Experimental study on scouring and siltation around steel cylindrical protective structures on seabed

In navigable areas, underwater oil and gas production systems need to be installed within steel cylindrical protective structures underneath the seabed to prevent damage from activities such as anchoring of passing ships and fisheries. This study aims to reveal the local scouring and siltation characteristics of the seabed beneath the steel cylindrical protective structures and to verify the reliability of the engineering design plans. Based on the steel cylindrical protective structures of the underwater production systems beneath the seabed in navigable areas, experimental research on the scouring and siltation characteristics of the surrounding soil was conducted.
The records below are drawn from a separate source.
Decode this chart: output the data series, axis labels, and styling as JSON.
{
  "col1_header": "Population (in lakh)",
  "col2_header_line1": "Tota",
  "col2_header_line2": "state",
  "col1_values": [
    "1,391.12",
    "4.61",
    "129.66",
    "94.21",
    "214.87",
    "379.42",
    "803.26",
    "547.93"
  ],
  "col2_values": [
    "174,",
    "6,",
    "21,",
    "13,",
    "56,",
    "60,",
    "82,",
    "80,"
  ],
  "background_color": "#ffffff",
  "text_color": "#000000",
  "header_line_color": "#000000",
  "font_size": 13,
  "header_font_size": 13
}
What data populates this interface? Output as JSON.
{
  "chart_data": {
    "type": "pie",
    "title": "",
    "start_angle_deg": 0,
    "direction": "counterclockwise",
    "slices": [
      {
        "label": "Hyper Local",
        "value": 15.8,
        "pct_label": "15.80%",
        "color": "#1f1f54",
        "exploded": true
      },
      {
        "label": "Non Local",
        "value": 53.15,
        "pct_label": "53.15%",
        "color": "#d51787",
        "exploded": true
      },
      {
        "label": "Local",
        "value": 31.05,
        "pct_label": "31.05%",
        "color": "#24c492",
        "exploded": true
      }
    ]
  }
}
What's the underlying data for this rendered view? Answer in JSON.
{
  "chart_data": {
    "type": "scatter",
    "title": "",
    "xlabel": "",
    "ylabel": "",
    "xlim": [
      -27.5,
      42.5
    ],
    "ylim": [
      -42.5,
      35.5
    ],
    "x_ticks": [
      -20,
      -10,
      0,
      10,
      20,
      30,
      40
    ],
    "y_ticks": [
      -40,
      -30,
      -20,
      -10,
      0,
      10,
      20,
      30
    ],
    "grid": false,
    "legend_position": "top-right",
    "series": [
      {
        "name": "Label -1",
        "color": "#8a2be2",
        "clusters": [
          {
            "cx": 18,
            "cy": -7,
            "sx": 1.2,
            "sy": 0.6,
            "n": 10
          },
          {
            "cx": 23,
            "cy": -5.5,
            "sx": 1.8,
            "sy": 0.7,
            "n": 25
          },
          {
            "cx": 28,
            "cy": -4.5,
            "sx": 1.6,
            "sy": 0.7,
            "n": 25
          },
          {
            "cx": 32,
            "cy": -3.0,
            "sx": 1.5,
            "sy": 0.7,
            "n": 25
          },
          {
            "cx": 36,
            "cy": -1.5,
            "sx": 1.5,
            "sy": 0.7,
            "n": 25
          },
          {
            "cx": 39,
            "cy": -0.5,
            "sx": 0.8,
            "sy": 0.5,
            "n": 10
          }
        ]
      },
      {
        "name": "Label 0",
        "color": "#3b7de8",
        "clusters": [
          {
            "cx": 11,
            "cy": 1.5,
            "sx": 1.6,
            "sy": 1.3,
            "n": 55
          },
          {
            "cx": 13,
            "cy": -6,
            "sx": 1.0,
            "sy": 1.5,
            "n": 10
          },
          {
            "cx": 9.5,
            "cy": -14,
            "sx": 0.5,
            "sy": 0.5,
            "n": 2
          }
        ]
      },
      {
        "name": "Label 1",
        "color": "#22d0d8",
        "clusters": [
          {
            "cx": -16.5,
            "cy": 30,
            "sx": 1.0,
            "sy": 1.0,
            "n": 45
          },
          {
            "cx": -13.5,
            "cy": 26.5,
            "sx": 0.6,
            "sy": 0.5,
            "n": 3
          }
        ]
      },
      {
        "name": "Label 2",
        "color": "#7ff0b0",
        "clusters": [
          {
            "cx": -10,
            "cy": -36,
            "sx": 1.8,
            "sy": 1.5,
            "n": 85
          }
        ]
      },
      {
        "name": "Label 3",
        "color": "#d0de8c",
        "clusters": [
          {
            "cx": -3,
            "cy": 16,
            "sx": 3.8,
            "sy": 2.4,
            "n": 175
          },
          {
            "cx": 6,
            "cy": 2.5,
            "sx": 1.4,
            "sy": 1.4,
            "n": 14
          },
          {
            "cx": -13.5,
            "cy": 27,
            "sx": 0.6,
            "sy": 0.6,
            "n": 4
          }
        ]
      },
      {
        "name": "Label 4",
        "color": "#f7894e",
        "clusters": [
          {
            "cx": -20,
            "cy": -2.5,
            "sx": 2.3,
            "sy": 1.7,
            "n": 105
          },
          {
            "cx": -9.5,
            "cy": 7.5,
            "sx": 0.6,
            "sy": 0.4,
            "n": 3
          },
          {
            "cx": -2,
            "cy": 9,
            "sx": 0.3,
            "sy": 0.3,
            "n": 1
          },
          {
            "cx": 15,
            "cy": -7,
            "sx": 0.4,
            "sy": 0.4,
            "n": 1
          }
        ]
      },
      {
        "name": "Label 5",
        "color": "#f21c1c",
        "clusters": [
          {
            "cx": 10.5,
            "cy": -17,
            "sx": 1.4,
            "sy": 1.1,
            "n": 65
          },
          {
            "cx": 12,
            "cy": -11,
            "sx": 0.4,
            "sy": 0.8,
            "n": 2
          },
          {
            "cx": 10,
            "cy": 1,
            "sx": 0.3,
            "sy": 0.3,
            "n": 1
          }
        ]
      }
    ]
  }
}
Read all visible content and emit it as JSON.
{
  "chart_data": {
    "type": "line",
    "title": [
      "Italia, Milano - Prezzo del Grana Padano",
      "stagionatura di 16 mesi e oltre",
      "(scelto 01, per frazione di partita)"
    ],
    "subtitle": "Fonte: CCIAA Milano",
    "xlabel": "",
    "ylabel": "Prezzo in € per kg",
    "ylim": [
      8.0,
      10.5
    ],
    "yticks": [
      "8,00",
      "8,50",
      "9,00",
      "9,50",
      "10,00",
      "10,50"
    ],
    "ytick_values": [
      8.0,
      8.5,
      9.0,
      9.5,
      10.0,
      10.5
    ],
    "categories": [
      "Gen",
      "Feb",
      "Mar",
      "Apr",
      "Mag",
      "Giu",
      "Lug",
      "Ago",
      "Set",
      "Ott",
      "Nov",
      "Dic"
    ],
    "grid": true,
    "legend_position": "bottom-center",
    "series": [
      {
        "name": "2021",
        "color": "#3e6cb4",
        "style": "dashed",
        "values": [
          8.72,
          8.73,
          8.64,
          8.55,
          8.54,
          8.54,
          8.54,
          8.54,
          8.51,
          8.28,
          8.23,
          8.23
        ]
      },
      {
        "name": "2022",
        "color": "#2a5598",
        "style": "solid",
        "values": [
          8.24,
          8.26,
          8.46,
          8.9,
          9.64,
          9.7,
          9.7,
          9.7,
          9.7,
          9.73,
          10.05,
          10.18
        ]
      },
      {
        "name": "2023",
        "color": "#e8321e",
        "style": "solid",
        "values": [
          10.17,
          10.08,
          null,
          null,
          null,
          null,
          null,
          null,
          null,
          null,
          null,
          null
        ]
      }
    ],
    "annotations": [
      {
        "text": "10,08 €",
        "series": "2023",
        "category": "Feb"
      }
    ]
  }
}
Field soil samples were prepared according to the grading data of the engineering area's onsite soil samples, and a sensitivity analysis of the hydrodynamic properties of different backfill soils was carried out to determine the critical initiation flow velocities of different backfill soils, providing references for the selection of backfill materials for the project. Model experiments were also conducted for flat seabed, protruding, and flush-type protective structure types. The results indicate that based on the soil conditions of the engineering site, the amount of scouring and siltation is minimal under various conditions such as the installation of steel cylindrical protective structures and the setting of backfill materials, with no significant scouring and siltation observed. Field measurements have verified the reliability of the experiment results on scouring and siltation of the design plan. The research findings can provide a reference for the design of protective structures underneath the seabed.